Lembrando que no caso dos royalties do petróleo, só haverá o benefício para a educação, depois que todas as contas forem pagas e os dividendos distribuídos.
Qual seja; quase nunca, pois balanços podem e são sistematicamente maquiados.
Já se sabe, há muito tempo, sobre os danos causados pelas atividades humanas sobre o meio ambiente. A questão é que pouco ou muito pouco foi feito até o presente momento.
Rachel Carson iniciou a longa lista dos que denunciam as atividades predatórias do sistema de produção de mercadorias. Mas, melhor que este, tem o livro “The Closing Circle: Nature, Man & Technology” de Barry Commoner, que possui bases mais sólidas. Não para por ai.

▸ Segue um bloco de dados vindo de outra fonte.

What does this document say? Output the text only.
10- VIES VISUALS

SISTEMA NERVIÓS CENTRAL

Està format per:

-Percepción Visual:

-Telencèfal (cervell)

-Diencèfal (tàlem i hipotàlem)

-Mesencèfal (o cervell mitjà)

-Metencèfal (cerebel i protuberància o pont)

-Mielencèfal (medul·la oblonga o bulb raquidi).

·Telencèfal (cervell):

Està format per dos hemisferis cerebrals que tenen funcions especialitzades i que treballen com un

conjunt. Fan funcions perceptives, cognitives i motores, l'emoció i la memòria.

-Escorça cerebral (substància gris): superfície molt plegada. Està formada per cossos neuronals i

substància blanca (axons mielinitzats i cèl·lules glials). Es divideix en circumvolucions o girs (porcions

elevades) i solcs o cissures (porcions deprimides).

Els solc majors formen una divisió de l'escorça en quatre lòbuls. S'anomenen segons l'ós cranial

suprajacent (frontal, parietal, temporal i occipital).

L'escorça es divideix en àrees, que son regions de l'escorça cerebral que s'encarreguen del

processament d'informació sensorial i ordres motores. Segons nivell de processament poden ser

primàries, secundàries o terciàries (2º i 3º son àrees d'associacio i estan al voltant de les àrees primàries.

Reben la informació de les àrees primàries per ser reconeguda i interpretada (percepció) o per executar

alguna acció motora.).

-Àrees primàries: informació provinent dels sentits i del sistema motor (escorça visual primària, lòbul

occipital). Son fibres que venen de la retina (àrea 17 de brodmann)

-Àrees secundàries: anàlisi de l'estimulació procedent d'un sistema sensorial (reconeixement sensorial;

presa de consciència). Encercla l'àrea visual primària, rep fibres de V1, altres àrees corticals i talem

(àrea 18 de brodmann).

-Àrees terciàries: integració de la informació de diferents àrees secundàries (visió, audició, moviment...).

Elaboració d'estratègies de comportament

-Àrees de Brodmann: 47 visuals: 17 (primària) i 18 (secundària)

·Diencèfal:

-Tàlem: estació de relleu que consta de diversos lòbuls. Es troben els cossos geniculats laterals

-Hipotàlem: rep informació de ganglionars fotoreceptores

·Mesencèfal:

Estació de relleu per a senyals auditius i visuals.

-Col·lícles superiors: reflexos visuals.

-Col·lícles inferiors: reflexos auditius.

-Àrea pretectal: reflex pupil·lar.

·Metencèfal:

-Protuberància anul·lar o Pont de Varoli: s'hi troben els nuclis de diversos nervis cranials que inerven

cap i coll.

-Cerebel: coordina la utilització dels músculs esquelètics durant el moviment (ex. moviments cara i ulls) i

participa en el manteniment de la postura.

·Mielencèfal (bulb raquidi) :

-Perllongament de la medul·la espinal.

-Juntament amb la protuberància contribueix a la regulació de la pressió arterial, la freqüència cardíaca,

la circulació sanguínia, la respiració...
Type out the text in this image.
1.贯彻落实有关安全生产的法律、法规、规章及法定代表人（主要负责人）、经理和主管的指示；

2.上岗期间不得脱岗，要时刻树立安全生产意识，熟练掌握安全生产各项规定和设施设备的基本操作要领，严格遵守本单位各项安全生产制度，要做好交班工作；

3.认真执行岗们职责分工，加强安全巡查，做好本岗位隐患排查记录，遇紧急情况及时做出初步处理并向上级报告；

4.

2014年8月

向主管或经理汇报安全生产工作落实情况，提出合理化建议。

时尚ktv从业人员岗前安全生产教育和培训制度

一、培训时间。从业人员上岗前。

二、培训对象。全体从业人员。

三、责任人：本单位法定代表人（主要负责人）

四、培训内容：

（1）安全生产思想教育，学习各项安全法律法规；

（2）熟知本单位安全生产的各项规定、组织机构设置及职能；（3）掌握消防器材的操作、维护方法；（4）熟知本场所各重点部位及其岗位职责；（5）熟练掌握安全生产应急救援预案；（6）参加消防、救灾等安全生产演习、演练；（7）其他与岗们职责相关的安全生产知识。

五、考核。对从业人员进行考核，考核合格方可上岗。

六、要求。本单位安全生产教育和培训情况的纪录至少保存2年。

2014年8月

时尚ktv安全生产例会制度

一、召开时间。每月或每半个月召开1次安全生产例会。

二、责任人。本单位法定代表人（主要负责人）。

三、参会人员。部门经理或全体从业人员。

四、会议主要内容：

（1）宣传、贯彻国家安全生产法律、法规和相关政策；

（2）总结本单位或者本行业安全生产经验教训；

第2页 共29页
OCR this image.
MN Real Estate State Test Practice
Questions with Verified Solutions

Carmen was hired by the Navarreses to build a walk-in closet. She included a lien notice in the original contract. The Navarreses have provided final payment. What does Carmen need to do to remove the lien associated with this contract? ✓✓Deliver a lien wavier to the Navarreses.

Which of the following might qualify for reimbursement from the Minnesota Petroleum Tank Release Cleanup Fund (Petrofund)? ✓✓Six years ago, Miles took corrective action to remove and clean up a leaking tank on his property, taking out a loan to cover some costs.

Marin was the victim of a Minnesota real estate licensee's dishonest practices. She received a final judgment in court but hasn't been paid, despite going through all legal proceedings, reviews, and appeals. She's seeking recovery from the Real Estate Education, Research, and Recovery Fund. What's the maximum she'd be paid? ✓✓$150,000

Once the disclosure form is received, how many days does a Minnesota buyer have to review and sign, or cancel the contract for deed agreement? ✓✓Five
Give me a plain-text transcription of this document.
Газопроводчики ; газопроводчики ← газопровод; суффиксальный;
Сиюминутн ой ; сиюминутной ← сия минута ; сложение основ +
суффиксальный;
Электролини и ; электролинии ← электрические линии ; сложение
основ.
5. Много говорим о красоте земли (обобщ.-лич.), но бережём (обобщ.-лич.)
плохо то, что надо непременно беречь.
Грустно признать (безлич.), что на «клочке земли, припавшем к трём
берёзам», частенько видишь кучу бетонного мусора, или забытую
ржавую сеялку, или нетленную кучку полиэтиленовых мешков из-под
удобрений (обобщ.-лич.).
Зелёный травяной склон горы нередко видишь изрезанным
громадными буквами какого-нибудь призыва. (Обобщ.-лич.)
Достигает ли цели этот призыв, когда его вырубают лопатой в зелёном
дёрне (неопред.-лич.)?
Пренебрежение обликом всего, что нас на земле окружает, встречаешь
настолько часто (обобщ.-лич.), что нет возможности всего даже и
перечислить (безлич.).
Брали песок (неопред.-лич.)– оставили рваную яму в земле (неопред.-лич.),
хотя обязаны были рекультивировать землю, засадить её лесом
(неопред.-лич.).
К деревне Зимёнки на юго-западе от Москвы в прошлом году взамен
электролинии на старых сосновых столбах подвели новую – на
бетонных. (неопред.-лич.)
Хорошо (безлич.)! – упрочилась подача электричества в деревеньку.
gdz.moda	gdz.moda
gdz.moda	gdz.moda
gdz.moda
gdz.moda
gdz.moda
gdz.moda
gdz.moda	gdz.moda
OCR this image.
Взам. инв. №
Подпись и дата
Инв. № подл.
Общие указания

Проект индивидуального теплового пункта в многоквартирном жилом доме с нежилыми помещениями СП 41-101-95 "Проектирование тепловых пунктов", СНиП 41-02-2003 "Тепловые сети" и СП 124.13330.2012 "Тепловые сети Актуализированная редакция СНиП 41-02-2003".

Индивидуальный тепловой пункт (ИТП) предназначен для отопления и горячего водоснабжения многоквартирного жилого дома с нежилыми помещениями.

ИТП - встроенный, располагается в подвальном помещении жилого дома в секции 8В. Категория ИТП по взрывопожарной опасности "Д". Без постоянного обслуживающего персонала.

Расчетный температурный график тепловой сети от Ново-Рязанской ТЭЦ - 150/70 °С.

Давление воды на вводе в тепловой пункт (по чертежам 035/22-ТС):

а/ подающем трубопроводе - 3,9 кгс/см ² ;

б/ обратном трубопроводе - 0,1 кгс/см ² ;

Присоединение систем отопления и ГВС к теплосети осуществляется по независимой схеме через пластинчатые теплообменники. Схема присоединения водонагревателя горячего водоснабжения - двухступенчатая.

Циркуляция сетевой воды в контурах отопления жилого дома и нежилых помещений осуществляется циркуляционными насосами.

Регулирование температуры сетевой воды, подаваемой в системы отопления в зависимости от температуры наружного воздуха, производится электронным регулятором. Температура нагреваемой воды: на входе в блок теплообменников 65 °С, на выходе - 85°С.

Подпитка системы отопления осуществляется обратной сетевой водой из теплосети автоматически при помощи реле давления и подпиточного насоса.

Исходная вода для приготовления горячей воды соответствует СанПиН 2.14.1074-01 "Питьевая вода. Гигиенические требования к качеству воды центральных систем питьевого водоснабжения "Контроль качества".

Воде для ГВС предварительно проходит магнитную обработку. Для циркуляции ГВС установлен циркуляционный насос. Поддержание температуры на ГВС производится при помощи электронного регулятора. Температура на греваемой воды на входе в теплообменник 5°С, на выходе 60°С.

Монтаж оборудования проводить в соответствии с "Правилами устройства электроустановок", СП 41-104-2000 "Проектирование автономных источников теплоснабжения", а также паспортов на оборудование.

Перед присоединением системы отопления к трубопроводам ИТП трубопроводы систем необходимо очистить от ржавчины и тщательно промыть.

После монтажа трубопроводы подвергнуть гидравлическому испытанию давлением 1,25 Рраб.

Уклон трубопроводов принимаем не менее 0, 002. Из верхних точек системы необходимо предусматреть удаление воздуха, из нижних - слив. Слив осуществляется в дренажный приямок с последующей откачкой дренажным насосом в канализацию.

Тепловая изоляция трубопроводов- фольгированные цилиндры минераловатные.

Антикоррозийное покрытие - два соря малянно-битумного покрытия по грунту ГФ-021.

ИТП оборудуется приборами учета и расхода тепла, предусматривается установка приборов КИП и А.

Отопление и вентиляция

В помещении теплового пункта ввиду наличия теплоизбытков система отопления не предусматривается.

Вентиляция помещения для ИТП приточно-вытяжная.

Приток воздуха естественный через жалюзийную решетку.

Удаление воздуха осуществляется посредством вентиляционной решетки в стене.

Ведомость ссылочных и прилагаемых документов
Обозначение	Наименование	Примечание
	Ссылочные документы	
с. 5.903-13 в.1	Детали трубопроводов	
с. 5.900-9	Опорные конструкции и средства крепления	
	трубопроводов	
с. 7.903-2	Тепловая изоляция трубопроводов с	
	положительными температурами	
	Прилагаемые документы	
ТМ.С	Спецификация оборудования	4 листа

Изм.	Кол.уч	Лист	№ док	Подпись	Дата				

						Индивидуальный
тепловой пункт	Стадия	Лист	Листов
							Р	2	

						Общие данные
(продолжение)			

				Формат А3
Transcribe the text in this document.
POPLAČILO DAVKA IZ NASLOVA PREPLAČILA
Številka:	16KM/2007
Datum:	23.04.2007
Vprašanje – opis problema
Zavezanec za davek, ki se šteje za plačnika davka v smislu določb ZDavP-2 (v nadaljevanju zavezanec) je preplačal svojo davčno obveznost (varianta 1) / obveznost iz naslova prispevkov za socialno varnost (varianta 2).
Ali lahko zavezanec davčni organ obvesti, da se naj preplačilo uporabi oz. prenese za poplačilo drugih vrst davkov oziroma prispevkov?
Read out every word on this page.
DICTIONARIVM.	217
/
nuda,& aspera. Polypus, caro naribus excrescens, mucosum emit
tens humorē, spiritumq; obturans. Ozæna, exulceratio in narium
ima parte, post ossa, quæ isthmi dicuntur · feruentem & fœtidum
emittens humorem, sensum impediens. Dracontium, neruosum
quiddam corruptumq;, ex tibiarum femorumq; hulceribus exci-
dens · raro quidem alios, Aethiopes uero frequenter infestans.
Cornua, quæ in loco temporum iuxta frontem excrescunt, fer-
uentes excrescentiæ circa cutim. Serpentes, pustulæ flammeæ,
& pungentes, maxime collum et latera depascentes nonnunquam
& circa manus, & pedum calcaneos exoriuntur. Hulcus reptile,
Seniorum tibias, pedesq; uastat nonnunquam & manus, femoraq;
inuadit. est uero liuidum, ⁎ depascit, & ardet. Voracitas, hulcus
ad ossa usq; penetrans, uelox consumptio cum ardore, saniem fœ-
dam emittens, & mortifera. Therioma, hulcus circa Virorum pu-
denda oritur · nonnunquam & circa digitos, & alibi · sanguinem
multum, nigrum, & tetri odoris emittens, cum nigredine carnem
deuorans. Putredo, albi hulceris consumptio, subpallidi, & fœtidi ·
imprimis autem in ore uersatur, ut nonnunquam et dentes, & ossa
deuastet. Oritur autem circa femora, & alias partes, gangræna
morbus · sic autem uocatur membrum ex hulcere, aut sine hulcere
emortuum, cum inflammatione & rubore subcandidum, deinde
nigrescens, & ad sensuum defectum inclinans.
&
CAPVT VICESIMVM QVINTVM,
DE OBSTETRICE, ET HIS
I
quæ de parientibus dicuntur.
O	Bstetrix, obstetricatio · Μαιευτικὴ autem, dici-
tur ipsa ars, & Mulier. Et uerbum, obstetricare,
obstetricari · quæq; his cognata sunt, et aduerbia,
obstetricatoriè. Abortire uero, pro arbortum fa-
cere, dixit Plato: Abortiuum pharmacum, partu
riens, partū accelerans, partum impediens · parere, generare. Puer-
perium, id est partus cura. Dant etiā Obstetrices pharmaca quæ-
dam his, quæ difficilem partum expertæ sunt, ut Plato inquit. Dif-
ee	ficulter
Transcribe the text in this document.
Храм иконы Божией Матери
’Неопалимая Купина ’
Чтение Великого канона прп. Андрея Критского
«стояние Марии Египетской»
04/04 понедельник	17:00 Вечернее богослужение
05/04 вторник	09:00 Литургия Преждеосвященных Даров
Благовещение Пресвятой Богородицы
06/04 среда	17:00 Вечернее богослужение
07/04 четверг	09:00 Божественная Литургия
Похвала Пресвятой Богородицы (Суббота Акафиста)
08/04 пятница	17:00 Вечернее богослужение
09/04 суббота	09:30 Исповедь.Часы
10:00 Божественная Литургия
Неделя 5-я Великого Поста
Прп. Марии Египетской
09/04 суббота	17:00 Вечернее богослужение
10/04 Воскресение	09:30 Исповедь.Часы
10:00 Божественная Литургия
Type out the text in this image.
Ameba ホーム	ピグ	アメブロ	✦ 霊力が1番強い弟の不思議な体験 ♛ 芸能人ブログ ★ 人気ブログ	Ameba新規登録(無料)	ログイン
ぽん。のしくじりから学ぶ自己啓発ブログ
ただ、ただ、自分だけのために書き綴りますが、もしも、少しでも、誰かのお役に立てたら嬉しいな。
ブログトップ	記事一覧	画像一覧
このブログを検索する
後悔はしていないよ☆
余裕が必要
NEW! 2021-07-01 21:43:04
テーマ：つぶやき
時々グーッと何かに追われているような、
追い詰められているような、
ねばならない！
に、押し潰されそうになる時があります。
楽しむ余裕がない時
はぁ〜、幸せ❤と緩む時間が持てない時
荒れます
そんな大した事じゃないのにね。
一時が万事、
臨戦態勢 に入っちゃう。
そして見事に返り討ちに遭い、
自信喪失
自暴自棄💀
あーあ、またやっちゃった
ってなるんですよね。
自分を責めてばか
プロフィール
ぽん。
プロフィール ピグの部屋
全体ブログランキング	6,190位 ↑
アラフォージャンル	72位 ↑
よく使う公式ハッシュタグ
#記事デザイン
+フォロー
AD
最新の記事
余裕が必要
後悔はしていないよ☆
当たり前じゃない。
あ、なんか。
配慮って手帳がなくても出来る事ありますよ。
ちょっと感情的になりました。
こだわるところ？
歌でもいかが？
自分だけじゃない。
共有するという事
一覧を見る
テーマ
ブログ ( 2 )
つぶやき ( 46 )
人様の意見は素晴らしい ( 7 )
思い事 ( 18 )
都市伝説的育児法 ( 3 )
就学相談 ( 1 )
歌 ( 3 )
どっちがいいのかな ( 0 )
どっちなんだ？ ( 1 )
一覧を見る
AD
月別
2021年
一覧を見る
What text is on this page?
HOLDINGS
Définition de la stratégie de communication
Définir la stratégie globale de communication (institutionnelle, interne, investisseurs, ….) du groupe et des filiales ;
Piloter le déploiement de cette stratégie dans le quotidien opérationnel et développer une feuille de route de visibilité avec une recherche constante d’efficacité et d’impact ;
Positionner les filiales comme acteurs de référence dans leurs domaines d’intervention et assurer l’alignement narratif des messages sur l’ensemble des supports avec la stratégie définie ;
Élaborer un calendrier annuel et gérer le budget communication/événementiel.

Quilômetros de papel são gastos anualmente denunciando os efeitos danosos das atividades humanas sobre o meio ambiente.
Mas nós; o que fazemos para evitar que o pior aconteça?
Quem quer rebaixar seu atual padrão de consumo para padrões realmente sustentáveis?
Concordo com Pepe Mojica, quando disse que esta é uma questão política.
Mas para quem os políticos realmente trabalham? No Brasil, pouco mais de cem empresas, a maioria empreiteiras de obras, arcam com a maior parte das doações de campanha nas eleições. Pergunta: Para quem os políticos trabalham mesmo?
Mas isso não é tudo. É também uma questão de educação e conhecimento.
Também não é uma questão exclusiva do capitalismo.
O mar de Aral no Casaquistão (ex-URSS) e o caso do rio Amarelo (China) são fortes exemplos de que é o sistema de produção que está em crise.
Produzir-vender-descartar. Esta é a lógica do sistema. Até quando?